Davacı, Kıdem Tazminatı Talep Etti
Bingöl 1. Asliye Hukuk Mahkemesi’nde görülen davada, bir işçi 2010 yılından itibaren Sağlık Bakanlığı bünyesinde hizmet veren bir Aile Sağlığı Merkezi’nde çalıştığını, iş sözleşmesinin haksız feshedildiğini belirterek kıdem tazminatının ödenmesini talep etti. Ancak mahkeme, Sağlık Bakanlığının işveren sıfatına sahip olmadığı gerekçesiyle davayı pasif husumet yokluğundan reddetti.
Adalet Bakanlığı Temyiz Yoluna Gitti
Kesin nitelikteki bu karar, Adalet Bakanlığı tarafından kanun yararına temyiz edildi. Bakanlık temyiz dilekçesinde, aile hekimlerinin sağlık hizmeti verdikleri kişilerden herhangi bir ücret almadığını, dolayısıyla işveren sayılamayacağını ve aile sağlığı merkezlerinde çalışan personelin asıl işvereninin Sağlık Bakanlığı olduğunu savundu.

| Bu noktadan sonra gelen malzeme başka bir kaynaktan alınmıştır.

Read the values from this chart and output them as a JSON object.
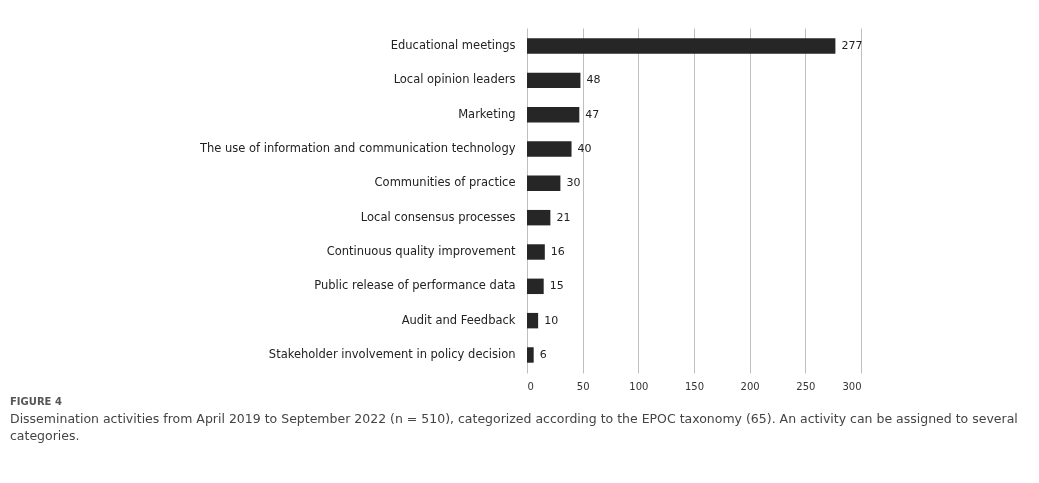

Bakanlık, “Aile hekimleri, işçi çalıştıran bir işveren değil, işveren vekili konumundadır. Davacının işvereni Sağlık Bakanlığıdır” ifadelerini kullandı.
Yargıtay: İşveren Sağlık Bakanlığıdır
Yargıtay, yaptığı değerlendirmede Sağlık Bakanlığının aile hekimlerine yaptığı ödemelerde, temizlik ve sekreterya hizmetleri gibi giderlerin de karşılandığını belirterek şu tespitte bulundu:
“Aile hekimleri çalışmaları sırasında sağlık hizmeti verdikleri kişilerden hiçbir şekilde ücret alamazlar. Bu nedenle, aile hekimlerinin işveren sıfatını taşıması mümkün değildir. Aile sağlığı merkezlerinde çalışan yardımcı personelin işvereni, Sağlık Bakanlığıdır. Aile hekimleri ise yalnızca işveren vekili konumundadır. Hal böyleyken, Mahkemece davanın esası hakkında bir karar verilmesi gerekirken, pasif husumet yokluğundan reddine karar verilmesi hatalı olmuştur.”
Kanun Yararına Bozuldu
Bu değerlendirmeler ışığında Yargıtay, yerel mahkemenin kararını kanun yararına bozdu. Ancak bu bozma, kararın hukuki sonuçlarını ortadan kaldırmayacak.
Kararın, aile sağlığı merkezlerinde çalışan işçiler açısından önemli bir emsal oluşturabileceği değerlendiriliyor.